Amanda Pritchard, the chief executive of NHS England, hailed the pill as a potential ‘game changer’ in the fight against smoking and the massive health damage it causes.

The drug helps people quit by reducing their cravings for nicotine and stopping it from affecting the brain in the usual way. It has also been found to reduce the side effects that smokers may experience when they stop using tobacco, such as sleep problems and irritability.

The NHS in England will provide varenicline as part of its efforts to reduce the number of people who smoke. A decline in the number of smokers over the past twenty years means just that 11.6% of adults in England still have the habit – about 6 million people.

Health bosses hope its use will lead to 9,500 fewer smoking-related deaths over the next five years.

The drug – known at the time as Champix – was introduced in 2006 and was used by around 85,800 people a year until July 2021. It subsequently became unavailable after the Medicines and Healthcare products Regulatory Agency (MHRA), which regulates medicines, discovered impurities. in it.

That issue has now been addressed to the satisfaction of the MHRA and has recently approved a generic version of the drug, which NHS England will use. It quoted research from University College London that found it would save £1.65 in healthcare costs for every £1 it spent on the pill.

The pharmaceutical company Teva UK will supply the generic version of the drug.

Smoking experts welcomed the return of varenicline. Dr. Nicola Lindson, associate professor at the University of Oxford, said: “(It) is one of the most effective ways to quit smoking, especially when combined with behavioral support such as counselling.”

Hazel Cheeseman, the chief executive of Action on Smoking and Health, welcomed the move but said the NHS must also improve help for smokers to quit.

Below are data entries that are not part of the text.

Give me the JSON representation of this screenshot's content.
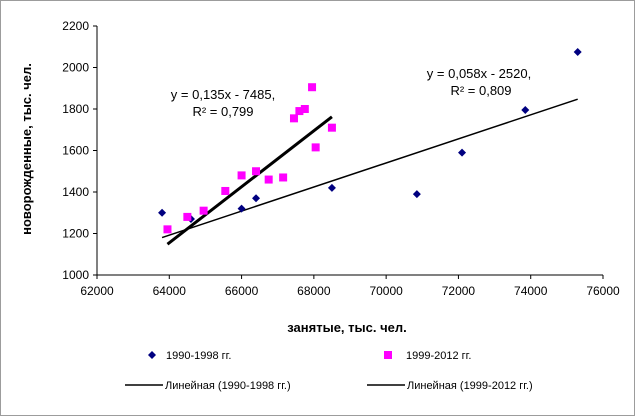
{
  "chart_data": {
    "type": "scatter",
    "xlabel": "занятые, тыс. чел.",
    "ylabel": "новорожденные, тыс. чел.",
    "xlim": [
      62000,
      76000
    ],
    "ylim": [
      1000,
      2200
    ],
    "xticks": [
      "62000",
      "64000",
      "66000",
      "68000",
      "70000",
      "72000",
      "74000",
      "76000"
    ],
    "yticks": [
      "1000",
      "1200",
      "1400",
      "1600",
      "1800",
      "2000",
      "2200"
    ],
    "grid": false,
    "legend_position": "bottom",
    "series": [
      {
        "name": "1990-1998 гг.",
        "marker": "diamond",
        "color": "#000080",
        "points": [
          {
            "x": 63800,
            "y": 1300
          },
          {
            "x": 64600,
            "y": 1270
          },
          {
            "x": 66000,
            "y": 1320
          },
          {
            "x": 66400,
            "y": 1370
          },
          {
            "x": 68500,
            "y": 1420
          },
          {
            "x": 70850,
            "y": 1390
          },
          {
            "x": 72100,
            "y": 1590
          },
          {
            "x": 73850,
            "y": 1795
          },
          {
            "x": 75300,
            "y": 2075
          }
        ]
      },
      {
        "name": "1999-2012 гг.",
        "marker": "square",
        "color": "#ff00ff",
        "points": [
          {
            "x": 63950,
            "y": 1220
          },
          {
            "x": 64500,
            "y": 1280
          },
          {
            "x": 64950,
            "y": 1310
          },
          {
            "x": 65550,
            "y": 1405
          },
          {
            "x": 66000,
            "y": 1480
          },
          {
            "x": 66400,
            "y": 1500
          },
          {
            "x": 66750,
            "y": 1460
          },
          {
            "x": 67150,
            "y": 1470
          },
          {
            "x": 67450,
            "y": 1755
          },
          {
            "x": 67600,
            "y": 1790
          },
          {
            "x": 67750,
            "y": 1800
          },
          {
            "x": 67950,
            "y": 1905
          },
          {
            "x": 68050,
            "y": 1615
          },
          {
            "x": 68500,
            "y": 1710
          }
        ]
      }
    ],
    "trendlines": [
      {
        "name": "Линейная (1990-1998 гг.)",
        "slope": 0.058,
        "intercept": -2520,
        "x_range": [
          63800,
          75300
        ],
        "color": "#000000",
        "width": "thin",
        "equation": "y = 0,058x - 2520,",
        "r2": "R² = 0,809"
      },
      {
        "name": "Линейная (1999-2012 гг.)",
        "slope": 0.135,
        "intercept": -7485,
        "x_range": [
          63950,
          68500
        ],
        "color": "#000000",
        "width": "thick",
        "equation": "y = 0,135x - 7485,",
        "r2": "R² = 0,799"
      }
    ]
  }
}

Meanwhile, hospital bosses in England have said Labor will fail in its mission to get NHS waiting times back on track by the end of this parliament. In a survey by NHS Providers, bosses at all participating acute health trusts said they thought it unlikely or very unlikely that waiting times for routine hospital care would drop to 18 weeks by the halfway point – the maximum set out in the NHS Constitution. -2029.

One trust boss said: “The government’s main focus is on getting back to 18 weeks, which is the most difficult standard to meet. If you think there were seven million people on a waiting list, and as quickly as you take them off, we’re putting even more people on as we speak.”

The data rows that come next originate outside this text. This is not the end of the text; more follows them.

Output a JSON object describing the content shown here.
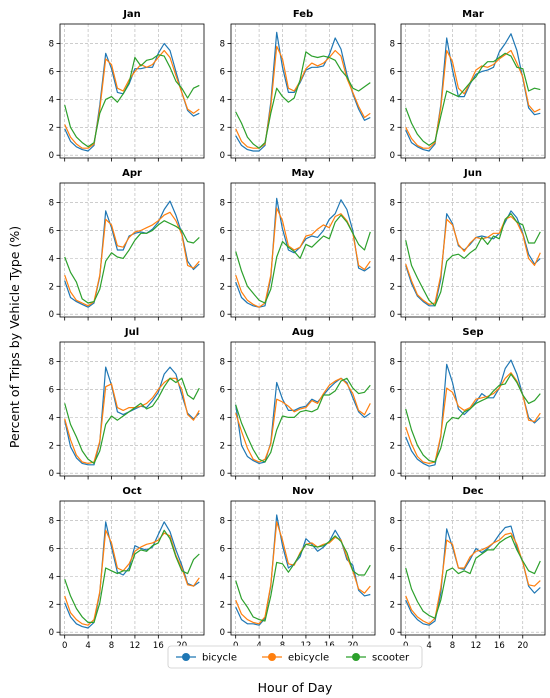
{
  "chart_data": {
    "type": "line",
    "ylabel": "Percent of Trips by Vehicle Type (%)",
    "xlabel": "Hour of Day",
    "x": [
      0,
      1,
      2,
      3,
      4,
      5,
      6,
      7,
      8,
      9,
      10,
      11,
      12,
      13,
      14,
      15,
      16,
      17,
      18,
      19,
      20,
      21,
      22,
      23
    ],
    "x_ticks": [
      0,
      4,
      8,
      12,
      16,
      20
    ],
    "y_ticks": [
      0,
      2,
      4,
      6,
      8
    ],
    "xlim": [
      -0.8,
      23.8
    ],
    "ylim": [
      -0.2,
      9.4
    ],
    "grid": true,
    "legend_position": "bottom-center",
    "colors": {
      "bicycle": "#1f77b4",
      "ebicycle": "#ff7f0e",
      "scooter": "#2ca02c"
    },
    "legend": [
      "bicycle",
      "ebicycle",
      "scooter"
    ],
    "panels": [
      {
        "title": "Jan",
        "series": {
          "bicycle": [
            1.9,
            1.0,
            0.6,
            0.4,
            0.3,
            0.7,
            3.6,
            7.3,
            6.2,
            4.5,
            4.4,
            5.1,
            6.2,
            6.2,
            6.3,
            6.3,
            7.3,
            8.0,
            7.5,
            6.0,
            4.5,
            3.2,
            2.8,
            3.0
          ],
          "ebicycle": [
            2.2,
            1.3,
            0.8,
            0.5,
            0.5,
            0.8,
            3.3,
            6.9,
            6.5,
            4.8,
            4.6,
            5.4,
            6.0,
            6.5,
            6.3,
            6.5,
            7.0,
            7.5,
            7.0,
            5.7,
            4.5,
            3.3,
            3.0,
            3.3
          ],
          "scooter": [
            3.6,
            2.0,
            1.3,
            0.9,
            0.6,
            0.9,
            3.0,
            4.0,
            4.2,
            3.8,
            4.4,
            5.2,
            7.0,
            6.4,
            6.8,
            6.9,
            7.2,
            7.1,
            6.3,
            5.3,
            4.8,
            4.1,
            4.8,
            5.0
          ]
        }
      },
      {
        "title": "Feb",
        "series": {
          "bicycle": [
            1.4,
            0.7,
            0.4,
            0.3,
            0.3,
            0.7,
            3.8,
            8.8,
            6.3,
            4.5,
            4.5,
            5.2,
            6.1,
            6.3,
            6.3,
            6.4,
            7.2,
            8.4,
            7.6,
            5.8,
            4.4,
            3.3,
            2.5,
            2.7
          ],
          "ebicycle": [
            1.9,
            1.0,
            0.6,
            0.5,
            0.5,
            0.8,
            3.5,
            7.8,
            6.9,
            4.8,
            4.6,
            5.3,
            6.2,
            6.6,
            6.4,
            6.6,
            7.0,
            7.5,
            7.1,
            5.5,
            4.5,
            3.5,
            2.7,
            3.0
          ],
          "scooter": [
            3.1,
            2.3,
            1.3,
            0.8,
            0.5,
            0.9,
            3.0,
            4.8,
            4.2,
            3.8,
            4.1,
            5.4,
            7.4,
            7.1,
            7.0,
            7.1,
            7.0,
            6.8,
            6.1,
            5.6,
            4.8,
            4.6,
            4.9,
            5.2
          ]
        }
      },
      {
        "title": "Mar",
        "series": {
          "bicycle": [
            1.8,
            0.9,
            0.6,
            0.4,
            0.3,
            0.8,
            3.6,
            8.4,
            6.1,
            4.2,
            4.2,
            5.1,
            5.8,
            6.0,
            6.1,
            6.3,
            7.4,
            8.0,
            8.7,
            7.5,
            5.5,
            3.4,
            2.9,
            3.0
          ],
          "ebicycle": [
            2.0,
            1.2,
            0.7,
            0.5,
            0.5,
            0.9,
            3.4,
            7.5,
            6.7,
            4.8,
            4.4,
            5.2,
            6.1,
            6.4,
            6.3,
            6.5,
            6.9,
            7.2,
            7.5,
            6.6,
            5.6,
            3.6,
            3.1,
            3.3
          ],
          "scooter": [
            3.4,
            2.3,
            1.5,
            1.0,
            0.7,
            1.0,
            2.8,
            4.6,
            4.4,
            4.2,
            4.7,
            5.2,
            5.6,
            6.3,
            6.7,
            6.7,
            7.0,
            7.3,
            7.1,
            6.3,
            6.2,
            4.6,
            4.8,
            4.7
          ]
        }
      },
      {
        "title": "Apr",
        "series": {
          "bicycle": [
            2.4,
            1.2,
            0.9,
            0.7,
            0.5,
            0.8,
            2.7,
            7.4,
            6.2,
            4.6,
            4.6,
            5.6,
            5.8,
            5.9,
            5.8,
            6.1,
            6.6,
            7.5,
            8.1,
            7.1,
            5.8,
            3.8,
            3.2,
            3.6
          ],
          "ebicycle": [
            2.8,
            1.6,
            1.0,
            0.8,
            0.6,
            0.9,
            2.8,
            6.8,
            6.4,
            4.9,
            4.8,
            5.5,
            5.9,
            6.0,
            6.2,
            6.4,
            6.7,
            7.1,
            7.3,
            6.7,
            5.7,
            3.5,
            3.3,
            3.8
          ],
          "scooter": [
            4.1,
            3.0,
            2.3,
            1.1,
            0.8,
            0.9,
            1.8,
            3.8,
            4.4,
            4.1,
            4.0,
            4.6,
            5.3,
            5.8,
            5.8,
            6.0,
            6.4,
            6.7,
            6.5,
            6.3,
            6.0,
            5.2,
            5.1,
            5.5
          ]
        }
      },
      {
        "title": "May",
        "series": {
          "bicycle": [
            2.3,
            1.2,
            0.8,
            0.6,
            0.5,
            0.6,
            2.6,
            8.3,
            6.1,
            4.6,
            4.4,
            4.8,
            5.4,
            5.6,
            5.5,
            6.0,
            6.8,
            7.2,
            8.2,
            7.5,
            6.0,
            3.3,
            3.1,
            3.4
          ],
          "ebicycle": [
            2.8,
            1.6,
            1.0,
            0.7,
            0.5,
            0.8,
            2.8,
            7.6,
            6.7,
            4.9,
            4.6,
            4.8,
            5.6,
            5.7,
            6.1,
            6.4,
            6.2,
            7.0,
            7.2,
            6.7,
            5.8,
            3.5,
            3.2,
            3.8
          ],
          "scooter": [
            4.5,
            3.1,
            2.0,
            1.5,
            1.0,
            0.8,
            1.8,
            4.1,
            5.2,
            4.8,
            4.5,
            4.0,
            5.0,
            4.8,
            5.2,
            5.6,
            5.4,
            6.6,
            7.1,
            6.6,
            5.8,
            5.0,
            4.6,
            5.9
          ]
        }
      },
      {
        "title": "Jun",
        "series": {
          "bicycle": [
            3.5,
            2.2,
            1.3,
            0.9,
            0.6,
            0.6,
            2.5,
            7.2,
            6.5,
            4.9,
            4.6,
            5.0,
            5.5,
            5.6,
            5.5,
            5.4,
            5.8,
            6.6,
            7.4,
            6.9,
            5.8,
            4.3,
            3.6,
            4.0
          ],
          "ebicycle": [
            3.6,
            2.4,
            1.4,
            1.0,
            0.7,
            0.8,
            2.8,
            6.8,
            6.4,
            5.0,
            4.5,
            5.1,
            5.5,
            5.4,
            5.5,
            5.8,
            5.8,
            6.8,
            7.0,
            6.6,
            5.7,
            4.0,
            3.5,
            4.4
          ],
          "scooter": [
            5.3,
            3.5,
            2.6,
            1.8,
            1.0,
            0.6,
            1.6,
            3.8,
            4.2,
            4.3,
            4.0,
            4.4,
            4.7,
            5.5,
            5.0,
            5.6,
            5.4,
            6.8,
            7.2,
            6.6,
            6.4,
            5.1,
            5.1,
            5.9
          ]
        }
      },
      {
        "title": "Jul",
        "series": {
          "bicycle": [
            3.8,
            1.9,
            1.1,
            0.7,
            0.6,
            0.6,
            2.2,
            7.6,
            6.3,
            4.4,
            4.2,
            4.4,
            4.6,
            4.8,
            4.7,
            5.2,
            5.8,
            7.1,
            7.6,
            7.1,
            5.6,
            4.3,
            3.9,
            4.3
          ],
          "ebicycle": [
            3.9,
            2.4,
            1.3,
            0.8,
            0.7,
            0.8,
            2.3,
            6.2,
            6.4,
            4.7,
            4.5,
            4.7,
            4.7,
            4.8,
            5.0,
            5.4,
            6.0,
            6.5,
            6.8,
            6.8,
            6.0,
            4.2,
            3.8,
            4.5
          ],
          "scooter": [
            5.0,
            3.5,
            2.6,
            1.6,
            1.0,
            0.7,
            1.6,
            3.5,
            4.1,
            3.8,
            4.1,
            4.4,
            4.7,
            5.0,
            4.6,
            4.8,
            5.4,
            6.2,
            6.8,
            6.5,
            6.8,
            5.6,
            5.3,
            6.1
          ]
        }
      },
      {
        "title": "Aug",
        "series": {
          "bicycle": [
            4.9,
            2.0,
            1.2,
            0.9,
            0.7,
            0.8,
            2.2,
            6.5,
            5.3,
            4.5,
            4.5,
            4.7,
            4.8,
            5.3,
            5.1,
            5.6,
            6.1,
            6.5,
            6.8,
            6.5,
            5.4,
            4.4,
            4.0,
            4.3
          ],
          "ebicycle": [
            4.3,
            3.0,
            1.8,
            1.0,
            0.8,
            1.0,
            2.1,
            5.3,
            5.1,
            4.8,
            4.4,
            4.6,
            4.7,
            5.2,
            5.0,
            5.7,
            6.3,
            6.6,
            6.8,
            6.4,
            5.7,
            4.5,
            4.2,
            5.0
          ],
          "scooter": [
            4.9,
            3.6,
            2.6,
            1.7,
            1.0,
            0.8,
            1.5,
            3.1,
            4.1,
            4.0,
            4.0,
            4.4,
            4.5,
            4.4,
            4.6,
            5.6,
            5.6,
            5.9,
            6.6,
            6.8,
            6.1,
            5.7,
            5.8,
            6.3
          ]
        }
      },
      {
        "title": "Sep",
        "series": {
          "bicycle": [
            2.6,
            1.6,
            1.0,
            0.7,
            0.5,
            0.6,
            2.6,
            7.8,
            6.5,
            4.6,
            4.2,
            4.6,
            5.1,
            5.7,
            5.4,
            5.4,
            6.1,
            7.5,
            8.1,
            7.1,
            5.6,
            4.0,
            3.6,
            4.0
          ],
          "ebicycle": [
            3.3,
            2.1,
            1.2,
            0.8,
            0.7,
            0.8,
            2.7,
            6.1,
            5.8,
            4.8,
            4.5,
            4.7,
            5.3,
            5.4,
            5.5,
            5.7,
            6.1,
            6.8,
            7.2,
            6.6,
            5.6,
            3.8,
            3.7,
            4.3
          ],
          "scooter": [
            4.6,
            3.1,
            2.0,
            1.3,
            0.9,
            0.8,
            1.8,
            3.6,
            4.0,
            3.9,
            4.4,
            4.6,
            5.0,
            5.2,
            5.4,
            5.9,
            6.3,
            6.4,
            7.1,
            6.5,
            5.6,
            5.0,
            5.2,
            5.7
          ]
        }
      },
      {
        "title": "Oct",
        "series": {
          "bicycle": [
            2.1,
            1.1,
            0.6,
            0.4,
            0.3,
            0.7,
            2.8,
            7.9,
            6.1,
            4.3,
            4.1,
            4.6,
            6.2,
            6.0,
            5.9,
            6.1,
            7.0,
            7.9,
            7.2,
            5.9,
            4.8,
            3.5,
            3.3,
            3.6
          ],
          "ebicycle": [
            2.6,
            1.4,
            0.9,
            0.6,
            0.5,
            0.9,
            2.9,
            7.3,
            6.4,
            4.6,
            4.4,
            4.9,
            5.8,
            6.1,
            6.3,
            6.4,
            6.6,
            7.1,
            6.9,
            5.5,
            4.6,
            3.4,
            3.3,
            3.9
          ],
          "scooter": [
            3.8,
            2.6,
            1.7,
            1.1,
            0.7,
            0.7,
            2.1,
            4.6,
            4.4,
            4.2,
            4.4,
            4.4,
            5.6,
            5.9,
            5.8,
            6.2,
            6.4,
            7.3,
            6.7,
            5.4,
            4.4,
            4.2,
            5.2,
            5.6
          ]
        }
      },
      {
        "title": "Nov",
        "series": {
          "bicycle": [
            1.8,
            0.9,
            0.6,
            0.6,
            0.5,
            1.0,
            3.3,
            8.4,
            6.2,
            4.6,
            4.9,
            5.4,
            6.7,
            6.3,
            5.8,
            6.1,
            6.5,
            7.3,
            6.6,
            5.2,
            4.8,
            3.0,
            2.6,
            2.7
          ],
          "ebicycle": [
            2.3,
            1.3,
            0.9,
            0.7,
            0.6,
            1.1,
            3.4,
            7.9,
            6.6,
            4.9,
            4.8,
            5.7,
            6.3,
            6.4,
            6.1,
            6.3,
            6.4,
            6.8,
            6.6,
            5.4,
            4.4,
            3.1,
            2.8,
            3.3
          ],
          "scooter": [
            3.7,
            2.4,
            1.8,
            1.1,
            0.9,
            0.8,
            2.6,
            5.0,
            4.9,
            4.3,
            4.9,
            5.6,
            6.3,
            6.2,
            6.1,
            6.2,
            6.5,
            6.9,
            6.5,
            5.7,
            4.4,
            4.1,
            4.1,
            4.8
          ]
        }
      },
      {
        "title": "Dec",
        "series": {
          "bicycle": [
            2.3,
            1.4,
            0.9,
            0.6,
            0.5,
            0.8,
            2.8,
            7.4,
            6.1,
            4.6,
            4.5,
            5.2,
            6.0,
            5.7,
            6.0,
            6.4,
            7.0,
            7.5,
            7.6,
            6.1,
            5.0,
            3.3,
            2.8,
            3.2
          ],
          "ebicycle": [
            2.6,
            1.6,
            1.1,
            0.8,
            0.6,
            1.0,
            3.2,
            6.6,
            6.3,
            4.6,
            4.6,
            5.4,
            5.8,
            5.9,
            6.1,
            6.4,
            6.6,
            7.0,
            7.1,
            6.3,
            5.0,
            3.4,
            3.3,
            3.7
          ],
          "scooter": [
            4.6,
            3.1,
            2.2,
            1.5,
            1.2,
            1.0,
            2.3,
            4.4,
            4.6,
            4.2,
            4.4,
            4.2,
            5.3,
            5.6,
            5.9,
            5.9,
            6.4,
            6.7,
            6.9,
            5.9,
            5.1,
            4.4,
            4.2,
            5.1
          ]
        }
      }
    ]
  }
}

The extra £22 billion the chancellor is guaranteeing to the NHS over the next two years will not be enough to solve the service’s deep-seated problems, such as lack of access to GPs, an increasingly sick population and problems with discharge of patients who are medically fit to leave. , say trust bosses.

Saffron Cordery, deputy chief executive of NHS Providers, said: “There will be progress (on the 18-week target), but we can be confident that leaders will say hand on heart that they will not meet that 18-week standard get it (within 18 weeks). 2029)? I think that is very difficult and challenging to predict.”

The survey of 171 trust leaders from 118 trusts also found there was nervousness about how the NHS in England would deal with the coming winter.